Building Label Lens: Making dietary information accessible

How do you help someone understand the hidden complexity inside a food label? The interface has to earn trust before it asks for vulnerability.

I started Label Lens because I kept thinking about how much trust is required to eat safely when you have dietary restrictions.

A person with allergies or dietary preferences has to decode ingredient lists, parse derivative sources (malt vinegar contains gluten, natural flavors can hide animal products), and remember dozens of allergen names they might encounter. Then they have to make a decision—with incomplete information and real stakes.

The interface I was building had to acknowledge that weight.

The problem space

Food labels aren’t designed for clarity. They’re designed for regulatory compliance. An ingredient list that technically discloses everything still obscures what matters most to a specific person.

“Natural flavors” is accurate. It’s also useless if you’re trying to figure out whether something contains insect derivatives (spoiler: sometimes it does).

The question became: how do you take that label and render it legible? Not simplified—legible. There’s a difference. Simplification is erasure.

What the interface needed to do

The first thing was profile. A person had to be able to tell us their restrictions—vegan, gluten-free, halal, keto, and custom allergens like mustard, sesame, lupin. This wasn’t just a checklist. It was the person drawing a boundary around what they would eat.

Then: the ability to upload a label or paste ingredients. Quick input paths matter when someone is standing in a grocery aisle.

The analysis had to be transparent. Not just a verdict—Safe, Check These, Avoid—but the reasoning. Per-ingredient cards that explain the functional role and the safety rating. Plain language throughout. No jargon.

The final piece was the verdict. Personalized. Not the food is safe for everyone, but this food is safe for you.

Why AI fit here

This problem needs reasoning, not just lookup tables. A database of known allergen sources isn’t enough when you’re trying to untangle what “natural flavors” really means in a specific context.

Claude could read a label, understand the chemistry and derivative chains, reason about cross-contamination risk, and explain the thinking in language that made sense to someone at the store.

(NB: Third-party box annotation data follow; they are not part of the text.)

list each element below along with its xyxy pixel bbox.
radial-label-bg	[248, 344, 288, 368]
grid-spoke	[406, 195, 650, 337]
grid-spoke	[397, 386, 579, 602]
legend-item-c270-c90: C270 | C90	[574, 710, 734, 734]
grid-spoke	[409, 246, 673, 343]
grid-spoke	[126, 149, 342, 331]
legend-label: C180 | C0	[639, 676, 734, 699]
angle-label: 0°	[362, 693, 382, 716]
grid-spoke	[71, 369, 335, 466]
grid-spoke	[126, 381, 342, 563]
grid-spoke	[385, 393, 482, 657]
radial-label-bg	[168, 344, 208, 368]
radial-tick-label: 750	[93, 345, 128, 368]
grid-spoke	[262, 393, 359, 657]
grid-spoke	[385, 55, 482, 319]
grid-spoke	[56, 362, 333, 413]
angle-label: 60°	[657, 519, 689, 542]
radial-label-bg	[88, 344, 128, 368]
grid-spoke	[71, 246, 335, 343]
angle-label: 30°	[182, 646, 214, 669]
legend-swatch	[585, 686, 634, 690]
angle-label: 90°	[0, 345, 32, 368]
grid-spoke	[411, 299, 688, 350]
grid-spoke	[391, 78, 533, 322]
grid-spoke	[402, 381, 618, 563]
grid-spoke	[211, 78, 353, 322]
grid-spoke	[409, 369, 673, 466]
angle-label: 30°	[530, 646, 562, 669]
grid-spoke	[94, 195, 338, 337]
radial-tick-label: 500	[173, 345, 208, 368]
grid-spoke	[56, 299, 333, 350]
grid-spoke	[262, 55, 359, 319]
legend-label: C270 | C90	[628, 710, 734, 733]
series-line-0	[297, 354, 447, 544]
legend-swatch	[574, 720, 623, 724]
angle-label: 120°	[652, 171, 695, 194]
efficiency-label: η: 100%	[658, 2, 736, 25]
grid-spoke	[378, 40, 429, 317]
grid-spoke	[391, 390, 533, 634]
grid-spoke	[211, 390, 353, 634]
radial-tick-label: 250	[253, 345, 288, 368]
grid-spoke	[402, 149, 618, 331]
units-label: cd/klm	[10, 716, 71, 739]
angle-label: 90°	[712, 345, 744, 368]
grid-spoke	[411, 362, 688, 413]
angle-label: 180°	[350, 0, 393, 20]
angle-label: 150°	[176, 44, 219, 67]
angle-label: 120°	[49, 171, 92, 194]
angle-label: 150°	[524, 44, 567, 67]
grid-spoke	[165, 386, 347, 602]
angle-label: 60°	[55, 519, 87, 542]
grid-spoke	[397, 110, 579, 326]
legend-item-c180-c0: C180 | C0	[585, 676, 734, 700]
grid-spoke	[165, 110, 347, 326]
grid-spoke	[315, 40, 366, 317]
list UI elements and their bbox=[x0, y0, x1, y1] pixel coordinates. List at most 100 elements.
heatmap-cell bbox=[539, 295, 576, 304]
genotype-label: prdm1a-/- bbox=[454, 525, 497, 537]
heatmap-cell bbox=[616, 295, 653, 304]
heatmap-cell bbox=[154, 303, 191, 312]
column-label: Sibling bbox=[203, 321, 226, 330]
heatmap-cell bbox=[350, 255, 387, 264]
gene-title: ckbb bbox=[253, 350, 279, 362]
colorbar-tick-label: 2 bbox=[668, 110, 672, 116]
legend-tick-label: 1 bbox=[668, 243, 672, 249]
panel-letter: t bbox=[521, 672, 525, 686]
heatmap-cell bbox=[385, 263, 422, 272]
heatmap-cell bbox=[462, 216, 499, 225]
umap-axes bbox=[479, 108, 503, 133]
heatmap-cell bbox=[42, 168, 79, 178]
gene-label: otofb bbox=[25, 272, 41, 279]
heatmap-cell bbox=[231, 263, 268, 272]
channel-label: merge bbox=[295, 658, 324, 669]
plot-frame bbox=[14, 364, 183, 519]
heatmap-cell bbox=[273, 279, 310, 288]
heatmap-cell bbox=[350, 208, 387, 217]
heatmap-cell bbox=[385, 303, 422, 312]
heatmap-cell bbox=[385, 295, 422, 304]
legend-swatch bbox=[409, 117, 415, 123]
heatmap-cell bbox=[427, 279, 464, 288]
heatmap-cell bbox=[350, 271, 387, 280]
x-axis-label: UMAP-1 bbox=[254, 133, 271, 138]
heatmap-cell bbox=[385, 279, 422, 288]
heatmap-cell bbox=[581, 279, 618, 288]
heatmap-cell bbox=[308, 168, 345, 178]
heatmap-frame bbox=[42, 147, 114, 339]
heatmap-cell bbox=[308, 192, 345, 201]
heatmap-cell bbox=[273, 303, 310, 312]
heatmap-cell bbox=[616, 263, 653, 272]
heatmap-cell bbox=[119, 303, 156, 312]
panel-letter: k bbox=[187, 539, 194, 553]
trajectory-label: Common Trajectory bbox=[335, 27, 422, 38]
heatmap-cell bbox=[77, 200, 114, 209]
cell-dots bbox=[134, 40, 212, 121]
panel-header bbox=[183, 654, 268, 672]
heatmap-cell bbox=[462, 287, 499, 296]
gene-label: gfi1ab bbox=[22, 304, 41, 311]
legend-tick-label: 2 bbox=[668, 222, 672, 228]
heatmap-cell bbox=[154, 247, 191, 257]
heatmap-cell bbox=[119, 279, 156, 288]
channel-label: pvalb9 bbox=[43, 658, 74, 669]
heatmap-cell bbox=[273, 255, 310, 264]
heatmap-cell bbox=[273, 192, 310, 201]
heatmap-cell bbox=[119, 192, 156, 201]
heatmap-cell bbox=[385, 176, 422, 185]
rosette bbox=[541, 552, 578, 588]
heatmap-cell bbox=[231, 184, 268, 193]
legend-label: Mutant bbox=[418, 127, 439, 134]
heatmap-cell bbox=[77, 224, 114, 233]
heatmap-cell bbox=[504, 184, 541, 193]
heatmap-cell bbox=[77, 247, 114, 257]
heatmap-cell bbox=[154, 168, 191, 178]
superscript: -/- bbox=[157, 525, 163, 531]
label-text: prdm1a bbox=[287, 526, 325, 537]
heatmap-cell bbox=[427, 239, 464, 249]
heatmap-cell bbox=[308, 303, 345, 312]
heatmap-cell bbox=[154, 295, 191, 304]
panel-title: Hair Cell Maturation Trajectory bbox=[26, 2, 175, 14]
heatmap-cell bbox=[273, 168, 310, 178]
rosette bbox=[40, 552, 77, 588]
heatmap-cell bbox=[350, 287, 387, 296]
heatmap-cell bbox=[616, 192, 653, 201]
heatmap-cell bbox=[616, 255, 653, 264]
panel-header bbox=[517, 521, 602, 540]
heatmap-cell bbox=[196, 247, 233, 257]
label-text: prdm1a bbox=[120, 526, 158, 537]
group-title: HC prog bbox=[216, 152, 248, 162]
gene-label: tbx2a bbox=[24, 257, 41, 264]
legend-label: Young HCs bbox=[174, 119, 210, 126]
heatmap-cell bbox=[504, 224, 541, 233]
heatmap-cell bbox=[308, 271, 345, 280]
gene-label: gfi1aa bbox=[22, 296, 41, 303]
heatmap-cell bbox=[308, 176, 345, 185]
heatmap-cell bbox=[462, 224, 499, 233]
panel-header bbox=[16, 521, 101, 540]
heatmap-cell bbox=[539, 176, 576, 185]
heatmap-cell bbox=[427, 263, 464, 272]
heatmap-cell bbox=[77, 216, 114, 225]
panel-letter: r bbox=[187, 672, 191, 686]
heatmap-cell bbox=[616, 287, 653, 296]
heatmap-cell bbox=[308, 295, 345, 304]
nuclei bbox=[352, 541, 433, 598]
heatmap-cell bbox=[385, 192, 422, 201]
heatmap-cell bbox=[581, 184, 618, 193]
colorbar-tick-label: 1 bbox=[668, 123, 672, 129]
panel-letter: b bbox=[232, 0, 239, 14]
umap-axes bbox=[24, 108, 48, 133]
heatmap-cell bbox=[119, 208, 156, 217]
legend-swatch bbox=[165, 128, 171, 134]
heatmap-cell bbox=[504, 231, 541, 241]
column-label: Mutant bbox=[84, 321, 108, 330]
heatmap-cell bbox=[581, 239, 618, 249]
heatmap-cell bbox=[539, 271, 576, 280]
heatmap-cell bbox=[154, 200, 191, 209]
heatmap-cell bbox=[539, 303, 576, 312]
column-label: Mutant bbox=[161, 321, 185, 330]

What surprised me was how much it mattered that the AI showed its work. People didn’t just want a verdict. They wanted to understand why.

The craft part

Building Label Lens taught me something about how to design for vulnerability. When someone is relying on your interface to make a decision that affects their health, every affordance has to say: we respect the stakes here.

That meant no dark patterns. No friction designed to push people toward a conclusion. No false confidence—if the analysis uncertain, we said so.

It meant responsive design that worked on a phone in bad lighting in a grocery store. It meant asking for information when we needed it, but offering shortcuts when we could.

Most of all, it meant building trust through transparency. A person using this app is already trusting me with something that matters to them. The interface has to earn that.